Funcionário da Microsoft interrompe comemoração do 50º aniversário e acusa chefe de IA de “aproveitador de guerra”

Um funcionário da Microsoft interrompeu o evento do 50º aniversário da empresa para protestar contra o uso da inteligência artificial. Após ser escoltada para fora da cerimônia, a funcionária enviou um e-mail para diversas listas internas, compartilhando seu descontentamento com a política da empresa.

Ibtihal Aboussad iniciou sua mensagem afirmando:

“Como vocês provavelmente puderam assistir na transmissão ao vivo ou presenciar pessoalmente, interrompi o discurso do CEO de IA, Mustafa Suleyman, durante a tão aguardada celebração do 50º aniversário. Eis o porquê.

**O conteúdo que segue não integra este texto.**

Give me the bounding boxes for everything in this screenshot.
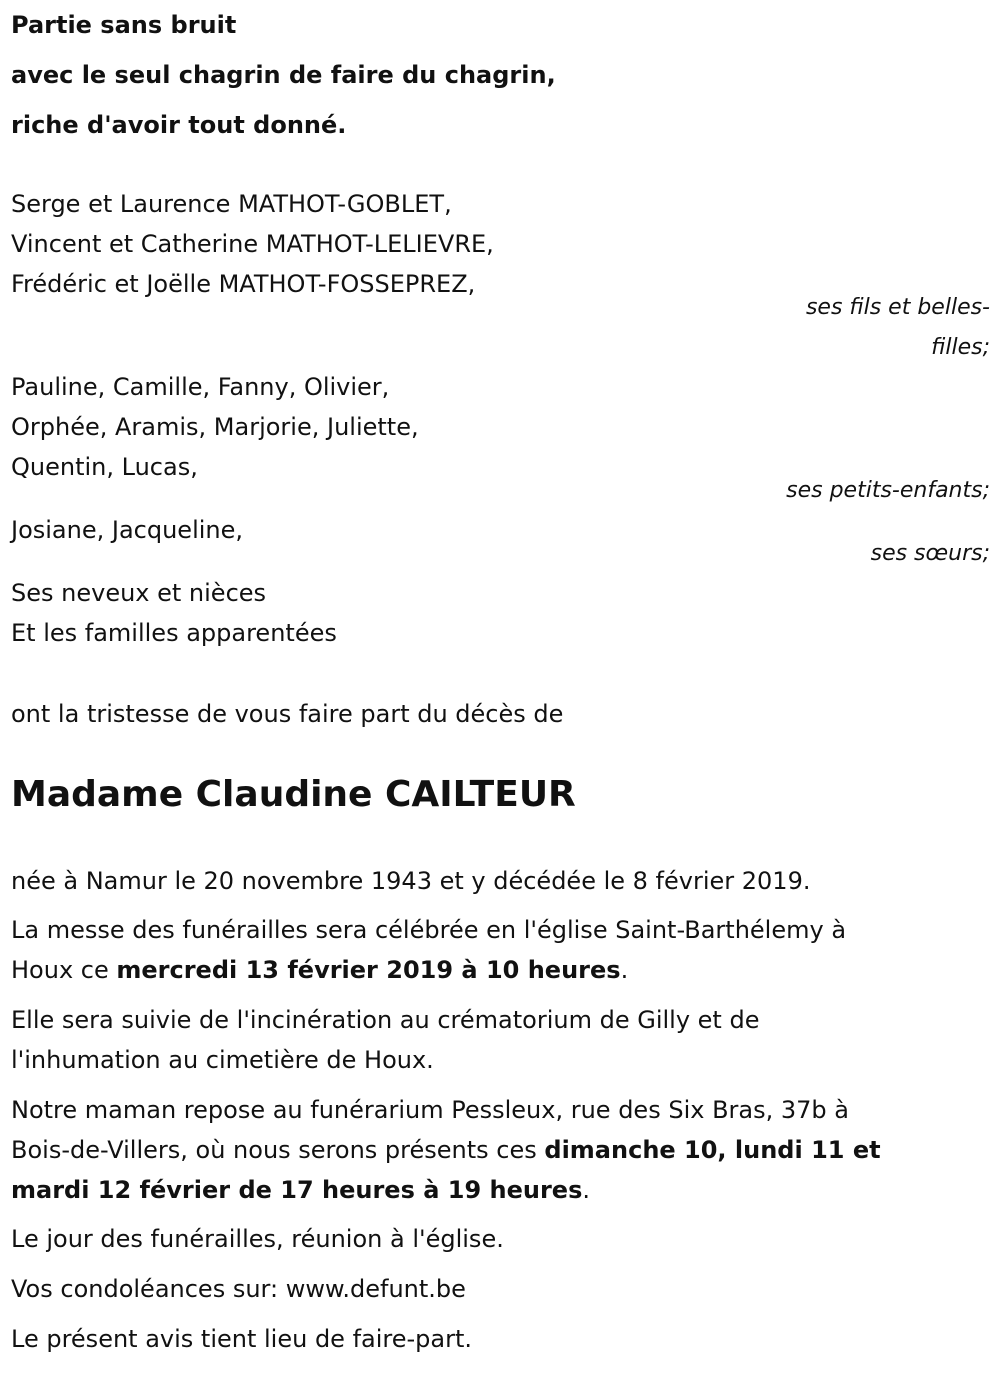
epigraph-line-1: Partie sans bruit bbox=[11, 11, 237, 39]
birth-death-line: née à Namur le 20 novembre 1943 et y décédée le 8 février 2019. bbox=[11, 867, 811, 895]
grandchildren-line-2: Orphée, Aramis, Marjorie, Juliette, bbox=[11, 413, 419, 441]
mass-line-2 bbox=[11, 955, 628, 985]
sisters-label: ses sœurs; bbox=[870, 541, 990, 566]
others-line-1: Ses neveux et nièces bbox=[11, 579, 267, 607]
mass-date: mercredi 13 février 2019 à 10 heures bbox=[116, 956, 621, 984]
sisters-names: Josiane, Jacqueline, bbox=[11, 516, 244, 544]
deceased-name: Madame Claudine CAILTEUR bbox=[11, 774, 576, 815]
cremation-line-1: Elle sera suivie de l'incinération au crématorium de Gilly et de bbox=[11, 1006, 760, 1034]
funerarium-line-2 bbox=[11, 1135, 881, 1165]
cremation-line-2: l'inhumation au cimetière de Houx. bbox=[11, 1046, 434, 1074]
notice-line: Le présent avis tient lieu de faire-part. bbox=[11, 1325, 473, 1353]
children-label-line-1: ses fils et belles- bbox=[805, 295, 990, 320]
meeting-line: Le jour des funérailles, réunion à l'église. bbox=[11, 1225, 504, 1253]
announcement: ont la tristesse de vous faire part du décès de bbox=[11, 700, 564, 728]
children-label-line-2: filles; bbox=[931, 335, 990, 360]
others-line-2: Et les familles apparentées bbox=[11, 619, 337, 647]
mass-line-2-post: . bbox=[620, 956, 629, 984]
funerarium-line-2-pre: Bois-de-Villers, où nous serons présents ces bbox=[11, 1136, 545, 1164]
condolences-line: Vos condoléances sur: www.defunt.be bbox=[11, 1275, 466, 1303]
grandchildren-line-1: Pauline, Camille, Fanny, Olivier, bbox=[11, 373, 390, 401]
funerarium-line-3-post: . bbox=[582, 1176, 591, 1204]
mass-line-1: La messe des funérailles sera célébrée en l'église Saint-Barthélemy à bbox=[11, 916, 847, 944]
visit-hours: mardi 12 février de 17 heures à 19 heures bbox=[11, 1176, 583, 1204]
child-couple-1: Serge et Laurence MATHOT-GOBLET, bbox=[11, 190, 452, 218]
child-couple-3: Frédéric et Joëlle MATHOT-FOSSEPREZ, bbox=[11, 270, 476, 298]
funerarium-line-3 bbox=[11, 1175, 590, 1205]
child-couple-2: Vincent et Catherine MATHOT-LELIEVRE, bbox=[11, 230, 494, 258]
grandchildren-label: ses petits-enfants; bbox=[786, 478, 990, 503]
grandchildren-line-3: Quentin, Lucas, bbox=[11, 453, 198, 481]
visit-days: dimanche 10, lundi 11 et bbox=[544, 1136, 881, 1164]
epigraph-line-2: avec le seul chagrin de faire du chagrin, bbox=[11, 61, 556, 89]
mass-line-2-pre: Houx ce bbox=[11, 956, 117, 984]
funerarium-line-1: Notre maman repose au funérarium Pessleux, rue des Six Bras, 37b à bbox=[11, 1096, 849, 1124]
epigraph-line-3: riche d'avoir tout donné. bbox=[11, 111, 347, 139]
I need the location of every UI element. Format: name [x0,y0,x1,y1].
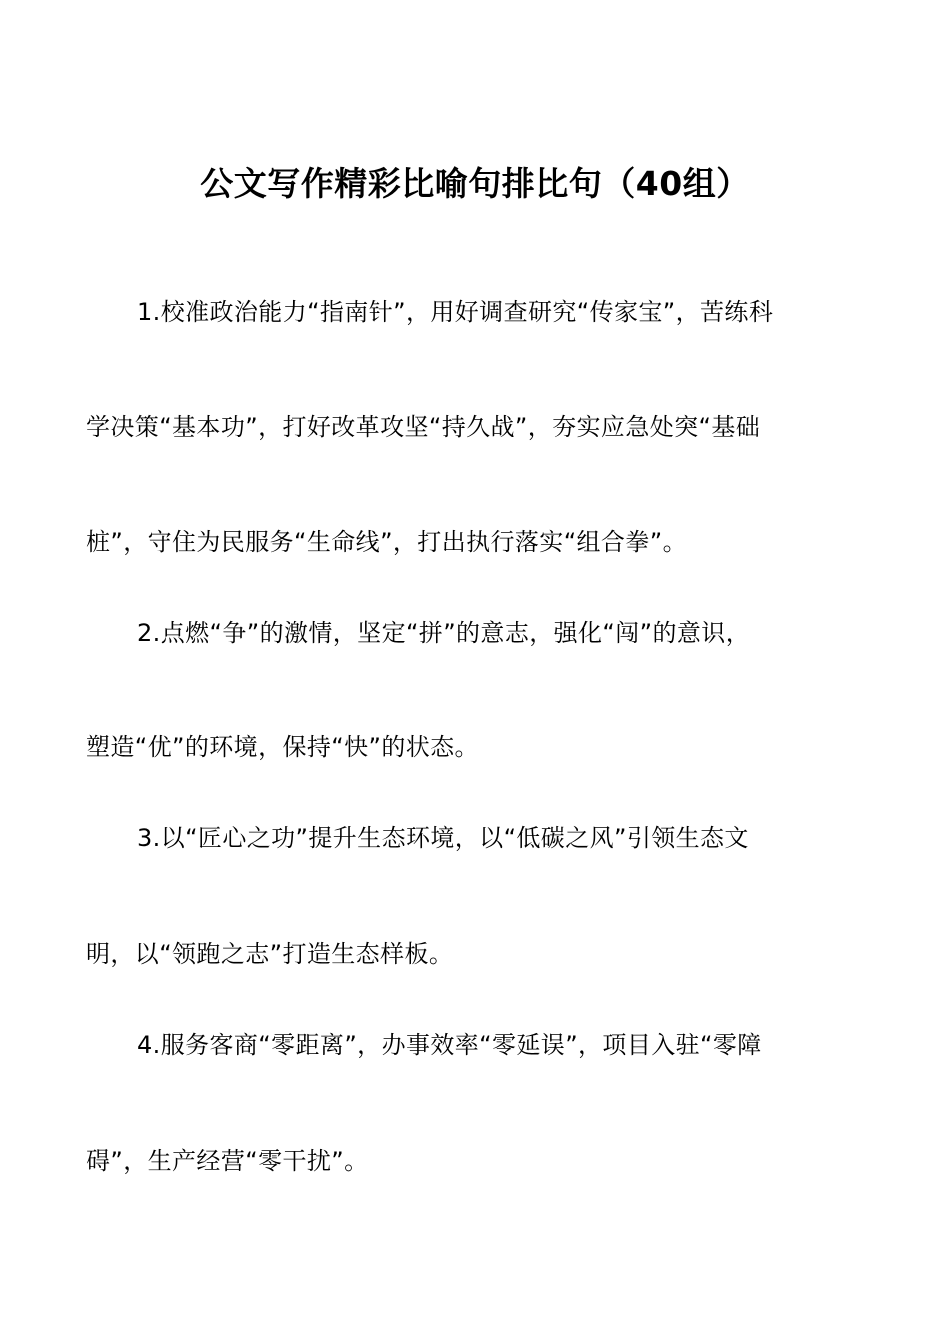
document-title: 公文写作精彩比喻句排比句（40组） [200,164,750,203]
paragraph-line: 碍”，生产经营“零干扰”。 [86,1147,369,1175]
paragraph-line: 桩”，守住为民服务“生命线”，打出执行落实“组合拳”。 [86,528,687,556]
paragraph-line: 1.校准政治能力“指南针”，用好调查研究“传家宝”，苦练科 [137,298,774,326]
paragraph-line: 明，以“领跑之志”打造生态样板。 [86,940,454,968]
paragraph-line: 学决策“基本功”，打好改革攻坚“持久战”，夯实应急处突“基础 [86,413,761,441]
paragraph-line: 塑造“优”的环境，保持“快”的状态。 [86,733,479,761]
paragraph-line: 4.服务客商“零距离”，办事效率“零延误”，项目入驻“零障 [137,1031,762,1059]
paragraph-line: 3.以“匠心之功”提升生态环境，以“低碳之风”引领生态文 [137,824,749,852]
paragraph-line: 2.点燃“争”的激情，坚定“拼”的意志，强化“闯”的意识， [137,619,751,647]
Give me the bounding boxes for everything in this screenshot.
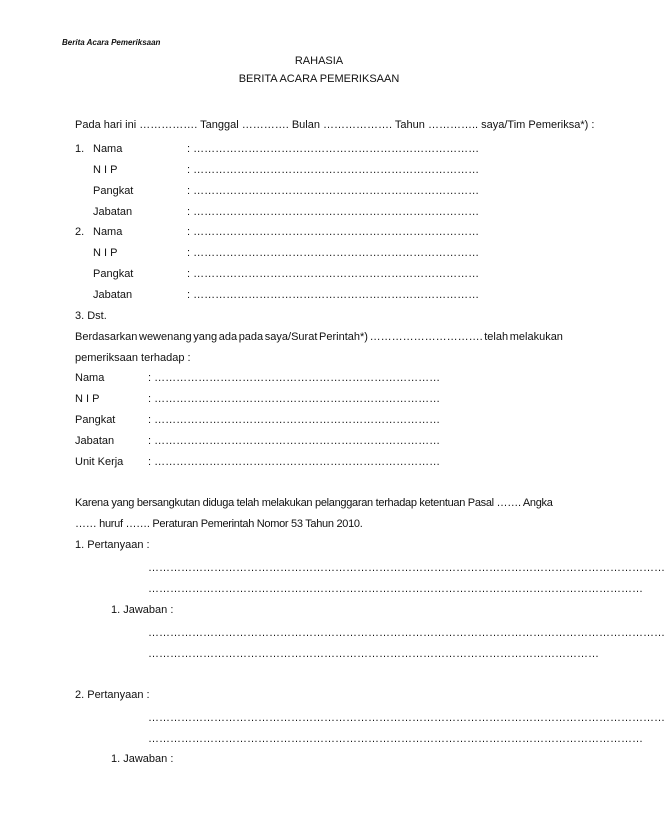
field-value: : …………………………………………………………………… xyxy=(148,456,441,468)
question-label: 1. Pertanyaan : xyxy=(75,539,150,551)
answer-dotted-line: ……………………………………………………………………………………………………………………… xyxy=(148,583,643,595)
field-value: : …………………………………………………………………… xyxy=(148,372,441,384)
violation-line: …… huruf ……. Peraturan Pemerintah Nomor 53 Tahun 2010. xyxy=(75,518,363,530)
answer-dotted-line: ……………………………………………………………………………………………………………………… xyxy=(148,733,643,745)
authority-line xyxy=(75,330,563,344)
examiner-number: 2. xyxy=(75,226,85,238)
field-value: : …………………………………………………………………… xyxy=(187,247,480,259)
authority-word: wewenang xyxy=(139,331,192,343)
field-label: Pangkat xyxy=(75,414,116,426)
field-label: Jabatan xyxy=(93,289,133,301)
field-label: Nama xyxy=(93,143,123,155)
answer-label: 1. Jawaban : xyxy=(111,604,174,616)
document-title: BERITA ACARA PEMERIKSAAN xyxy=(238,73,400,85)
field-value: : …………………………………………………………………… xyxy=(148,414,441,426)
field-value: : …………………………………………………………………… xyxy=(187,143,480,155)
authority-word: pada xyxy=(238,331,264,343)
field-label: Pangkat xyxy=(93,185,134,197)
question-label: 2. Pertanyaan : xyxy=(75,689,150,701)
field-label: Jabatan xyxy=(93,206,133,218)
continuation-marker: 3. Dst. xyxy=(75,310,107,322)
authority-line: pemeriksaan terhadap : xyxy=(75,352,191,364)
field-value: : …………………………………………………………………… xyxy=(187,206,480,218)
authority-word: melakukan xyxy=(509,331,563,343)
authority-word: telah xyxy=(484,331,509,343)
authority-word: ada xyxy=(218,331,238,343)
classification-label: RAHASIA xyxy=(294,55,344,67)
field-value: : …………………………………………………………………… xyxy=(148,393,441,405)
field-label: Nama xyxy=(75,372,105,384)
field-label: N I P xyxy=(93,164,118,176)
field-value: : …………………………………………………………………… xyxy=(187,226,480,238)
field-label: N I P xyxy=(93,247,118,259)
answer-dotted-line: …………………………………………………………………………………………………………………………… xyxy=(148,712,665,724)
field-value: : …………………………………………………………………… xyxy=(187,289,480,301)
field-value: : …………………………………………………………………… xyxy=(187,164,480,176)
examiner-number: 1. xyxy=(75,143,85,155)
field-label: N I P xyxy=(75,393,100,405)
answer-dotted-line: …………………………………………………………………………………………………………… xyxy=(148,648,599,660)
authority-word: Perintah*) xyxy=(319,331,368,343)
answer-label: 1. Jawaban : xyxy=(111,753,174,765)
answer-dotted-line: …………………………………………………………………………………………………………………………… xyxy=(148,627,665,639)
field-label: Jabatan xyxy=(75,435,115,447)
field-value: : …………………………………………………………………… xyxy=(148,435,441,447)
running-header: Berita Acara Pemeriksaan xyxy=(62,38,161,47)
field-value: : …………………………………………………………………… xyxy=(187,268,480,280)
answer-dotted-line: …………………………………………………………………………………………………………………………… xyxy=(148,562,665,574)
authority-word: yang xyxy=(193,331,218,343)
field-label: Pangkat xyxy=(93,268,134,280)
field-label: Nama xyxy=(93,226,123,238)
violation-line: Karena yang bersangkutan diduga telah melakukan pelanggaran terhadap ketentuan Pasal ……. Angka xyxy=(75,497,553,509)
opening-statement: Pada hari ini ……………. Tanggal …………. Bulan ………………. Tahun ………….. saya/Tim Pemeriksa*) : xyxy=(75,119,595,131)
field-label: Unit Kerja xyxy=(75,456,124,468)
authority-word: …………………………. xyxy=(369,331,483,343)
field-value: : …………………………………………………………………… xyxy=(187,185,480,197)
authority-word: Berdasarkan xyxy=(75,331,138,343)
authority-word: saya/Surat xyxy=(264,331,318,343)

Meu nome é Ibtihal e, nos últimos 3,5 anos, atuei como engenheira de software na organização da Plataforma de IA da Microsoft. Levantei minha voz hoje porque, ao descobrir que minha área estava contribuindo para o genocídio do meu povo na Palestina, não vi outra escolha moral. Isso se tornou ainda mais evidente ao testemunhar como a Microsoft tem tentado suprimir qualquer manifestação de dissenso entre meus colegas que procuraram chamar a atenção para essa questão. Durante o último ano e meio, nossa comunidade árabe, palestina e muçulmana na empresa tem sido constantemente silenciada, intimidada, assediada e exposta, sem a devida proteção da companhia. As tentativas de protesto foram ignoradas – em alguns casos, resultando até na demissão de dois funcionários por simplesmente realizarem uma vigília. Sentíamos que não havia outra forma de fazer nossas vozes serem ouvidas.”

“Estamos testemunhando um genocídio”

“Nos últimos 1,5 ano, tenho sido testemunha do genocídio contínuo do povo palestino por parte de Israel. Presenciei sofrimentos indescritíveis em meio às violações em massa dos direitos humanos – bombardeios indiscriminados, ataques a hospitais e escolas e a manutenção de um regime de apartheid – fatos estes amplamente condenados por organismos internacionais como a ONU, o TPI e o TJI, além de diversas entidades de direitos humanos. Imagens de crianças inocentes cobertas de cinzas e sangue, o pranto dos pais enlutados e a destruição de famílias têm me marcado para sempre.

Neste exato momento, Israel retomou seu genocídio em larga escala em Gaza, que, segundo estimativas, já ceifou mais de 300.000 vidas palestinas em apenas 1,5 ano. Há poucos dias, soube-se que quinze paramédicos e socorristas foram executados “um a um” e enterrados na areia – mais um crime de guerra hediondo. Enquanto isso, nosso trabalho com inteligência artificial tem viabilizado sistemas que intensificam essa vigilância e esses assassinatos. As conclusões sobre a situação, oriundas de órgãos como a ONU e o Tribunal Internacional de Justiça, evidenciam que se trata de um genocídio, com o Tribunal Penal Internacional inclusive emitindo mandados de prisão contra líderes israelenses.”

“Somos Cúmplices”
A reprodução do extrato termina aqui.